Преследующий поэта призрак – это всеприсутствующая смерть, которая и является невидимым источником неиссякаемой тоски и делает каждый день его жизни днем приговоренного к казни. По Паскалю, иллюзорный выход из такого состояния дают не только “развлечение”, “деятельность”, но и изначальная человеческая устремленность к счастью. Невозможность насыщения этой бесконечной и всеобщей жажды счастья (все жалуются на свое положение – принцы, дворяне, ремесленники, больные, здоровые, старые, молодые) свидетельствует, по мнению автора “Мыслей”, не только о ее несовершенстве, но и о том, что у человека когда-то было подлинное благо соединенности с бесконечным и всеблагим Богом, которое не зависит ни от власти, ни от знания, ни от искомых удовольствий от обладания какой-либо тленной и преходящей частью (с-часть-е) бытия. В отсутствие же подлинного блага происходит безостановочное движение по следующей схеме: так как полное счастье невозможно в любых состояниях, наши желания устремляются к более счастливому положению, присоединяя к действительному состоянию удовольствия желаемого положения; достигая этих удовольствий, мы не становимся счастливее, ибо появляются новые желания, соответствующие новому положению…

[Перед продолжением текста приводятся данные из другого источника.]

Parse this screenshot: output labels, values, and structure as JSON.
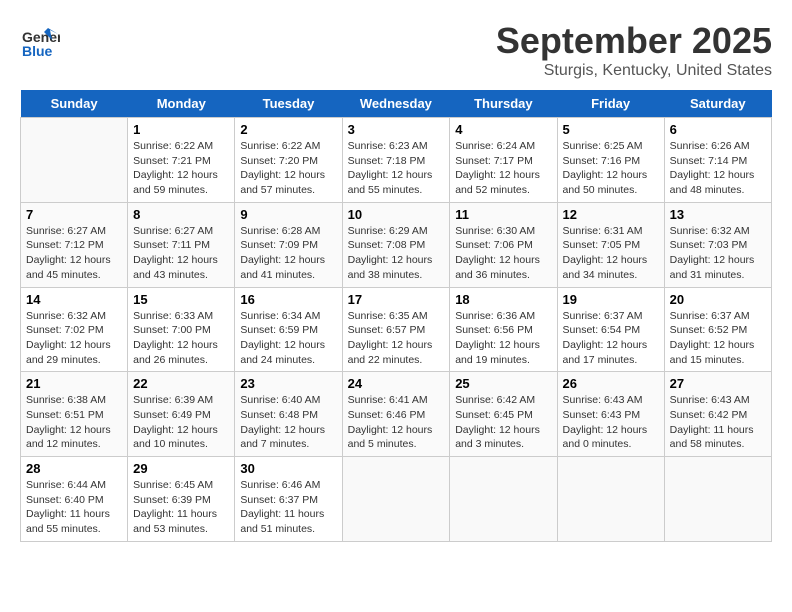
{
  "header": {
    "logo_general": "General",
    "logo_blue": "Blue",
    "month": "September 2025",
    "location": "Sturgis, Kentucky, United States"
  },
  "days": [
    "Sunday",
    "Monday",
    "Tuesday",
    "Wednesday",
    "Thursday",
    "Friday",
    "Saturday"
  ],
  "weeks": [
    [
      {
        "date": "",
        "info": ""
      },
      {
        "date": "1",
        "info": "Sunrise: 6:22 AM\nSunset: 7:21 PM\nDaylight: 12 hours\nand 59 minutes."
      },
      {
        "date": "2",
        "info": "Sunrise: 6:22 AM\nSunset: 7:20 PM\nDaylight: 12 hours\nand 57 minutes."
      },
      {
        "date": "3",
        "info": "Sunrise: 6:23 AM\nSunset: 7:18 PM\nDaylight: 12 hours\nand 55 minutes."
      },
      {
        "date": "4",
        "info": "Sunrise: 6:24 AM\nSunset: 7:17 PM\nDaylight: 12 hours\nand 52 minutes."
      },
      {
        "date": "5",
        "info": "Sunrise: 6:25 AM\nSunset: 7:16 PM\nDaylight: 12 hours\nand 50 minutes."
      },
      {
        "date": "6",
        "info": "Sunrise: 6:26 AM\nSunset: 7:14 PM\nDaylight: 12 hours\nand 48 minutes."
      }
    ],
    [
      {
        "date": "7",
        "info": "Sunrise: 6:27 AM\nSunset: 7:12 PM\nDaylight: 12 hours\nand 45 minutes."
      },
      {
        "date": "8",
        "info": "Sunrise: 6:27 AM\nSunset: 7:11 PM\nDaylight: 12 hours\nand 43 minutes."
      },
      {
        "date": "9",
        "info": "Sunrise: 6:28 AM\nSunset: 7:09 PM\nDaylight: 12 hours\nand 41 minutes."
      },
      {
        "date": "10",
        "info": "Sunrise: 6:29 AM\nSunset: 7:08 PM\nDaylight: 12 hours\nand 38 minutes."
      },
      {
        "date": "11",
        "info": "Sunrise: 6:30 AM\nSunset: 7:06 PM\nDaylight: 12 hours\nand 36 minutes."
      },
      {
        "date": "12",
        "info": "Sunrise: 6:31 AM\nSunset: 7:05 PM\nDaylight: 12 hours\nand 34 minutes."
      },
      {
        "date": "13",
        "info": "Sunrise: 6:32 AM\nSunset: 7:03 PM\nDaylight: 12 hours\nand 31 minutes."
      }
    ],
    [
      {
        "date": "14",
        "info": "Sunrise: 6:32 AM\nSunset: 7:02 PM\nDaylight: 12 hours\nand 29 minutes."
      },
      {
        "date": "15",
        "info": "Sunrise: 6:33 AM\nSunset: 7:00 PM\nDaylight: 12 hours\nand 26 minutes."
      },
      {
        "date": "16",
        "info": "Sunrise: 6:34 AM\nSunset: 6:59 PM\nDaylight: 12 hours\nand 24 minutes."
      },
      {
        "date": "17",
        "info": "Sunrise: 6:35 AM\nSunset: 6:57 PM\nDaylight: 12 hours\nand 22 minutes."
      },
      {
        "date": "18",
        "info": "Sunrise: 6:36 AM\nSunset: 6:56 PM\nDaylight: 12 hours\nand 19 minutes."
      },
      {
        "date": "19",
        "info": "Sunrise: 6:37 AM\nSunset: 6:54 PM\nDaylight: 12 hours\nand 17 minutes."
      },
      {
        "date": "20",
        "info": "Sunrise: 6:37 AM\nSunset: 6:52 PM\nDaylight: 12 hours\nand 15 minutes."
      }
    ],
    [
      {
        "date": "21",
        "info": "Sunrise: 6:38 AM\nSunset: 6:51 PM\nDaylight: 12 hours\nand 12 minutes."
      },
      {
        "date": "22",
        "info": "Sunrise: 6:39 AM\nSunset: 6:49 PM\nDaylight: 12 hours\nand 10 minutes."
      },
      {
        "date": "23",
        "info": "Sunrise: 6:40 AM\nSunset: 6:48 PM\nDaylight: 12 hours\nand 7 minutes."
      },
      {
        "date": "24",
        "info": "Sunrise: 6:41 AM\nSunset: 6:46 PM\nDaylight: 12 hours\nand 5 minutes."
      },
      {
        "date": "25",
        "info": "Sunrise: 6:42 AM\nSunset: 6:45 PM\nDaylight: 12 hours\nand 3 minutes."
      },
      {
        "date": "26",
        "info": "Sunrise: 6:43 AM\nSunset: 6:43 PM\nDaylight: 12 hours\nand 0 minutes."
      },
      {
        "date": "27",
        "info": "Sunrise: 6:43 AM\nSunset: 6:42 PM\nDaylight: 11 hours\nand 58 minutes."
      }
    ],
    [
      {
        "date": "28",
        "info": "Sunrise: 6:44 AM\nSunset: 6:40 PM\nDaylight: 11 hours\nand 55 minutes."
      },
      {
        "date": "29",
        "info": "Sunrise: 6:45 AM\nSunset: 6:39 PM\nDaylight: 11 hours\nand 53 minutes."
      },
      {
        "date": "30",
        "info": "Sunrise: 6:46 AM\nSunset: 6:37 PM\nDaylight: 11 hours\nand 51 minutes."
      },
      {
        "date": "",
        "info": ""
      },
      {
        "date": "",
        "info": ""
      },
      {
        "date": "",
        "info": ""
      },
      {
        "date": "",
        "info": ""
      }
    ]
  ]
}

И опять-таки Тютчеву была не только интеллектуально понятна, но и экзистенциально близка отмеченная логика Паскаля. “Я знаю, – писал он, – что это обычное безумие людей – стремиться к тому, чего у них нет”. Но такое безумие столь прочно укоренено в человеческом сердце, что отказаться, говоря словами Пушкина, от “счастья” ради “покоя и воли” оказывается нечеловечески трудно. Положительным примером здесь служила для Тютчева “истинная жизнь” В.А. Жуковского, чьи христианские воззрения, по его наблюдению, наиболее полно и результативно могли смягчить “мучительный страх перед бренностью бытия”. Скрытое противопоставление “счастья” и “религии” как двух глубинных и ведущих ценностей человека, по-разному управляют его свободой и поступками, сокрыто в письме Тютчева В.А. Жуковскому: “Не вы ли сказали где-то: в жизни много прекрасного и кроме счастия. В этом слое есть целая религия, целое откровение… Но ужасно, несказанно ужасно для бедного человеческого сердца отречься навсегда от счастия”.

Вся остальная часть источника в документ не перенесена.